Finance & Banking,
Fraud Management & Cybercrime,
Fraud Risk Management
Banks Shift Responsibility to Social Media and Telecom Companies as Scam Victims Suffer
The likelihood of scam victims in Australia recovering their lost funds remains exceedingly low. The Australian Financial Complaints Authority (AFCA) reported that only 4.8% of victims received full reimbursement for their losses in the previous year. This statistic underscores the formidable challenges consumers face when attempting to contest fraud losses with financial institutions.
Consumer advocacy groups are actively pushing for enhanced protections under the Scams Prevention Framework Bill. However, Australian banks have only recently begun to implement fundamental anti-scam measures, which many experts argue should have been adopted years ago. Meanwhile, banks have directed criticism toward social media and telecommunications companies, emphasizing a need for greater accountability from tech platforms while minimizing their own shortcomings in fraud prevention.

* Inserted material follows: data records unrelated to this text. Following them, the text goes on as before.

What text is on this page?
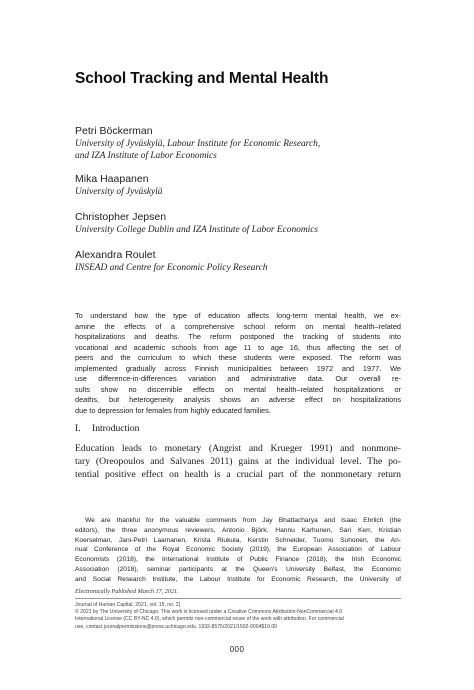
School Tracking and Mental Health
Petri Böckerman
University of Jyväskylä, Labour Institute for Economic Research,
and IZA Institute of Labor Economics
Mika Haapanen
University of Jyväskylä
Christopher Jepsen
University College Dublin and IZA Institute of Labor Economics
Alexandra Roulet
INSEAD and Centre for Economic Policy Research
To understand how the type of education affects long-term mental health, we ex-
amine the effects of a comprehensive school reform on mental health–related
hospitalizations and deaths. The reform postponed the tracking of students into
vocational and academic schools from age 11 to age 16, thus affecting the set of
peers and the curriculum to which these students were exposed. The reform was
implemented gradually across Finnish municipalities between 1972 and 1977. We
use difference-in-differences variation and administrative data. Our overall re-
sults show no discernible effects on mental health–related hospitalizations or
deaths, but heterogeneity analysis shows an adverse effect on hospitalizations
due to depression for females from highly educated families.
I. Introduction
Education leads to monetary (Angrist and Krueger 1991) and nonmone-
tary (Oreopoulos and Salvanes 2011) gains at the individual level. The po-
tential positive effect on health is a crucial part of the nonmonetary return
We are thankful for the valuable comments from Jay Bhattacharya and Isaac Ehrlich (the
editors), the three anonymous reviewers, Antonio Björk, Hannu Karhunen, Sari Kerr, Kristian
Koerselman, Jani-Petri Laamanen, Krista Riukula, Kerstin Schneider, Tuomo Suhonen, the An-
nual Conference of the Royal Economic Society (2019), the European Association of Labour
Economists (2018), the International Institute of Public Finance (2018), the Irish Economic
Association (2018), seminar participants at the Queen's University Belfast, the Economic
and Social Research Institute, the Labour Institute for Economic Research, the University of
Electronically Published March 17, 2021.
Journal of Human Capital, 2021, vol. 15, no. 2]
© 2021 by The University of Chicago. This work is licensed under a Creative Commons Attribution-NonCommercial 4.0
International License (CC BY-NC 4.0), which permits non-commercial reuse of the work with attribution. For commercial
use, contact journalpermissions@press.uchicago.edu. 1932-8575/2021/1502-0004$10.00
000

Inaction and Delayed Measures
In 2024, Australian banks took steps to establish various fraud prevention protocols. These include confirming the identity of payees prior to processing transactions, delaying suspicious payments to enhance detection, employing behavioral insights for anomaly detection, bolstering staff training on scam identification, implementing caller verification for outbound calls, and notifying customers of potentially dubious transactions. While these measures indicate an emerging commitment to combating fraud, many stakeholders believe that such actions should have been proactively established far earlier.
“Australian banks have been slow to adopt effective scam control measures,” remarked Jason Costain, the former head of fraud analytics at NatWest Group. “Ignoring the suffering of victims is, quite frankly, unethical. The proposed Australian scam legislation has been excessively influenced by banking interests, leading to the underrepresentation of scam victims’ concerns.”
In contrast, other countries initiated similar measures much earlier. The United Kingdom established confirmation of payee protocols in 2019, conducting 2.5 billion checks and averting approximately £200 million in fraud. Australian financial institutions only enacted this protocol a year ago. Likewise, U.K. banks rolled out real-time scam alerts in 2018, whereas their Australian counterparts followed suit in 2023.
Data from a 2023 report by the Australian Competition and Consumer Commission and the National Anti-Scam Centre revealed that Australians filed 601,000 scam reports last year, resulting in over $2.74 billion in losses to fraudsters.
Shifting Accountability to Technology and Telecommunications Sectors
Despite the recent enhancements to fraud controls, Australian banks maintain that social media and telecom companies should shoulder the primary responsibility for fraud prevention. While collaboration with these sectors is logical, the financial institutions must also accept a share of the accountability, particularly given concerns about platforms like Meta reducing fact-checking on social media amid governmental pressures.
“Convincing technology companies to provide compensation for scam losses is likely to be problematic under the current regulations,” Costain cautioned. “Will we genuinely expect to approach them to ask for reimbursements for victim losses?”
While it is acknowledged that banks pushing for stricter regulation of technology firms may hold merit, it does not absolve them of their previous failures in fraud detection and prevention. This continuing tug-of-war over responsibility not only affects the consumers but also the broader framework of cybersecurity within the banking sector.